A Fine Passion (Bastion Club 4)
Chapter 1
Early May
Avening village, Gloucestershire
Apple blossoms in springtime.
Julius—Jack—Warnefleet, Baron Warnefleet of Minchinbury, reined in on the rise above Avening valley and looked down on the pink-and-white clouds surrounding Avening Manor. His first sight of his home in seven years could, he felt, have been more apt.
Apple blossom always reminded him of brides.
Regarding the blossoms with a jaundiced eye, he twitched the reins and set his gray gelding, Challenger, ambling down the long hill. Everything, it seemed, was conspiring to remind him of his failure, of the fact he hadn’t found a bride.
Avening Manor had been without a lady for most of his life. His mother had died when he was six years old; his father had never remarried.
Jack had spent the last thirteen years fighting for king and country, almost entirely behind enemy lines in France. His father’s death seven years before had brought him briefly home, but only for two days, just long enough for the funeral and to formally place the running of Avening into the hands of old Griggs, his father’s steward, before he’d had to slip back over the Channel, back to the varied roles he’d played in disrupting French shipping and commercial links, draining the lifeblood from the French state, weakening it.
Not the sort of battles most people imagined a major in the Guards engaged in.
Along with an elite group of fellow officers, he’d been seconded to work under a secretive individual known as Dalziel, who’d been responsible for all covert English operations on foreign soil. Neither Jack nor any of the six colleagues he’d met knew how many operatives Dalziel had commanded, or how wide the arena of their activities had been. They did know those activities had directly contributed, indeed been crucial, to the final ultimate defeat of Napoleon.

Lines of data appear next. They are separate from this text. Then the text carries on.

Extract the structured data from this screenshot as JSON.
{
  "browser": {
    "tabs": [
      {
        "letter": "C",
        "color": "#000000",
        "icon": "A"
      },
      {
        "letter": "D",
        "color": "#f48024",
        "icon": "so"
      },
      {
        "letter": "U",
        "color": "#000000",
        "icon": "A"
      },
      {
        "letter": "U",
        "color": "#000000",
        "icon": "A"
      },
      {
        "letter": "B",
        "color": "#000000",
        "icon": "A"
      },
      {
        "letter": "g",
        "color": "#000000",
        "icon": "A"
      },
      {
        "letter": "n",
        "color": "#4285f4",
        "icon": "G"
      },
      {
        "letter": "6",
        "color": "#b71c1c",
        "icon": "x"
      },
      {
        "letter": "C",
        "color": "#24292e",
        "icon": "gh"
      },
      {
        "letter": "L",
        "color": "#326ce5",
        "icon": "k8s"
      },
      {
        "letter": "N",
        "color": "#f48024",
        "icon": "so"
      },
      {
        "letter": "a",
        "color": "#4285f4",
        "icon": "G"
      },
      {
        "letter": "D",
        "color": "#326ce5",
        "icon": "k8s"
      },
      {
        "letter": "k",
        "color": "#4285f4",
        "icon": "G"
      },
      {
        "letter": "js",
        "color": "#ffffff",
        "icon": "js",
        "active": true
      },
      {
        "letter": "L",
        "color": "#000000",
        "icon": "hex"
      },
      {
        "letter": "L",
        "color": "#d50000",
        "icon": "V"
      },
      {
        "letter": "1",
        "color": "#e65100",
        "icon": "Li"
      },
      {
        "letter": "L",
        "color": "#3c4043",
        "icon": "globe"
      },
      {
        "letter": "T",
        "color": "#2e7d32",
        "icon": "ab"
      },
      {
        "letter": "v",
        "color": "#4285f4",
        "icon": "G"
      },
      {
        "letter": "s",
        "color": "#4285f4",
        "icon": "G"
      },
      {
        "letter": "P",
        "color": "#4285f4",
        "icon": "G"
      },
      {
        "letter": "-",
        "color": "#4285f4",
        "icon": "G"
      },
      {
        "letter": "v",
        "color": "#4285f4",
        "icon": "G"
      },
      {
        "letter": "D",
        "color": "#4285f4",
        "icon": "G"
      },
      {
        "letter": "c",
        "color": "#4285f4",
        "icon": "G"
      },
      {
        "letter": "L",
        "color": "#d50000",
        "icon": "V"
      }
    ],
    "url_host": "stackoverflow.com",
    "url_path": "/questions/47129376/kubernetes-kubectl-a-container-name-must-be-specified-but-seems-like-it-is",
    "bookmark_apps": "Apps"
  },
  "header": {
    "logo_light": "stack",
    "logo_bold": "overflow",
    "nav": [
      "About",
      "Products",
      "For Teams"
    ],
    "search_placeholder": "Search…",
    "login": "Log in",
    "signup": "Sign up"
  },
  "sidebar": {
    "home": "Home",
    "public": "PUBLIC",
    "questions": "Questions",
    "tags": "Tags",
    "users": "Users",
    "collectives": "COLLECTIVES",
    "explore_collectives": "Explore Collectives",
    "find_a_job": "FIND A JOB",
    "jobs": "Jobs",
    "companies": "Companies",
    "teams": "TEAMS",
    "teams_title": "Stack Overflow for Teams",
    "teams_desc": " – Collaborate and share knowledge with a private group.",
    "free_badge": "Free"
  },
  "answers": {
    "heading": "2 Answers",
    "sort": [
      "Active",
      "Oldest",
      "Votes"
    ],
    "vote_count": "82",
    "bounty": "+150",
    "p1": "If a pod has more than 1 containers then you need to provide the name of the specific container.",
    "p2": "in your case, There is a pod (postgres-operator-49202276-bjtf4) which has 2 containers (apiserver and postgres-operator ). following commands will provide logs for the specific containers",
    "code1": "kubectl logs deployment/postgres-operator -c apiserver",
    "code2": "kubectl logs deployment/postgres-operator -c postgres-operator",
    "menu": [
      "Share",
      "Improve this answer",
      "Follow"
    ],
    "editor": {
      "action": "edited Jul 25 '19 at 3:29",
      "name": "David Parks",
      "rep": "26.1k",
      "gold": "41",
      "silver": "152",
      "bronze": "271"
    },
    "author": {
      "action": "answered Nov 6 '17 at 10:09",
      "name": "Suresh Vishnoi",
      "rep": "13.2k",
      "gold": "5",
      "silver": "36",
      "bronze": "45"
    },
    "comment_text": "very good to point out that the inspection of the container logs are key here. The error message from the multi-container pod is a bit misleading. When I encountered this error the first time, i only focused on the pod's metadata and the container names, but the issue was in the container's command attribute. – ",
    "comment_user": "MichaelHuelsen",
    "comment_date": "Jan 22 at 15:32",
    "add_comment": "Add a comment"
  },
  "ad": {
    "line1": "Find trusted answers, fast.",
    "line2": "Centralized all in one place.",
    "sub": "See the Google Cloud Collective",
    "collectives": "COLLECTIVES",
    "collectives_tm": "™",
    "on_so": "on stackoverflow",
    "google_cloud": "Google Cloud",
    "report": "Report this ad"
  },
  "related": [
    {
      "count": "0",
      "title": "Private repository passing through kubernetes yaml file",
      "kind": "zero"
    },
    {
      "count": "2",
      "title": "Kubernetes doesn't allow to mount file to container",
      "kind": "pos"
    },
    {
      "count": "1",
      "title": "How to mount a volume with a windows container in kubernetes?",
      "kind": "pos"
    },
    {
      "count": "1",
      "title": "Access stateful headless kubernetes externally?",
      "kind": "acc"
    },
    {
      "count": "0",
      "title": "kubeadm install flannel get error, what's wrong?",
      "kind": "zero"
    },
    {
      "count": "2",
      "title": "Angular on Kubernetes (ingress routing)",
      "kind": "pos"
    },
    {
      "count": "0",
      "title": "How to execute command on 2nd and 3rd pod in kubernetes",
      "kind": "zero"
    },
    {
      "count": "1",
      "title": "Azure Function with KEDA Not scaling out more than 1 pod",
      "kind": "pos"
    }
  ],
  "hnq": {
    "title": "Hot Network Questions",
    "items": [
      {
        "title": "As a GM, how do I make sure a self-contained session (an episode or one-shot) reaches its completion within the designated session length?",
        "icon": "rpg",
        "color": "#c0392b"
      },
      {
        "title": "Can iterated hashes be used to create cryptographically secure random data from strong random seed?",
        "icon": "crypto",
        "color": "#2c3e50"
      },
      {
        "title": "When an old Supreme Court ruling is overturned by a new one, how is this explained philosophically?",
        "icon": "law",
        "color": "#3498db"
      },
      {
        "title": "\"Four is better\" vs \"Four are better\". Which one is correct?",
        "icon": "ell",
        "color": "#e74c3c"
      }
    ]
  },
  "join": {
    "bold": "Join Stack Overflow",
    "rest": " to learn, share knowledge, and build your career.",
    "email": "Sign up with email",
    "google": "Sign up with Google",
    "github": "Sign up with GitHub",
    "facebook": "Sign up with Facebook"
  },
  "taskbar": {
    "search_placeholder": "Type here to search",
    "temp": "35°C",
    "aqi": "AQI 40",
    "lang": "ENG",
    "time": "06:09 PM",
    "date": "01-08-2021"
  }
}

But the wars were now over. Along with his colleagues, Jack had retired from the fray and turned his mind to picking up the reins of civilian life. The previous October, he and his six colleagues, all gentlemen blessed with title, wealth, and the consequent responsibilities, and therefore all sorely in need of wives, had banded together to form the Bastion Club—their bulwark against the matchmakers of the ton, their castle from which each would sally forth, do battle with society’s dragons, and secure the fair maid he required.
That, at least, had been their plan. Matters, however, hadn’t fallen out quite as they’d supposed.
Tristan Wemyss had stumbled across his bride while overseeing the refurbishment of the house that was now the Bastion Club. Shortly after, Tony Blake had even more literally stumbled across his bride along with a dead body. Charles St. Austell, fleeing the capital and his too-helpful female relatives, had found his bride haunting his ancestral home. And now Jack was fleeing the capital, too, but not because of female relatives.
The rattle of carriage wheels reached him. Through the screening drifts, he glimpsed a black carriage bowling along the road from Cherington. The carriage crossed the junction with the Tetbury lane down which Jack was descending, and continued west toward Nailsworth.
Jack wondered who the carriage belonged to, but he’d been away so long he had no idea who might be visiting whom these days.
On returning permanently to England, he’d had to decide which of his responsibilities to attend t
o first. He was an only child; his father’s death had set Avening in his lap with no one else to watch over it, but he knew the estate from the ground up—he’d been born and raised there, in this green valley on the northwest slope of the Cotswolds. Avening had been in sound hands; he trusted Griggs as his father had. Much more pressing had been the need to come to grips with the varied investments and far-flung properties he’d entirely unexpectedly inherited from his great-aunt Sophia.
His mother had been the daughter of an earl and his father the grandson of a duke; an eccentric spinster, Great-aunt Sophia had been a twig somewhere on his paternal family tree. Her hobby had been amassing wealth; although Jack could only recall meeting her briefly twice, on her death two years ago, Great-aunt Sophia had willed a sizable portion of her amassed wealth to him.
By the time he’d returned to England, various decisions associated with that inheritance had grown urgent; learning about his new holdings and investments had been imperative. He’d duly suppressed a deep-seated longing to return to Avening—to reassure himself it was all as he remembered, that after all his years away, after all he’d had to do, witness, and endure, his home was still there, as he remembered it—and instead had devoted the last six months to coming to grips with his inheritance, welding the whole into one workable estate.
Although he now owned numerous elegant country houses, to him, Avening was still the centerpiece, the place that was home, the place that held his heart.
That was why he was there, slowly ambling down the lane, letting his jaded senses absorb the achingly familiar sights and sounds, letting them soothe his abraded temper, his less-than-contented mood, and the dull but persistent ache in his head.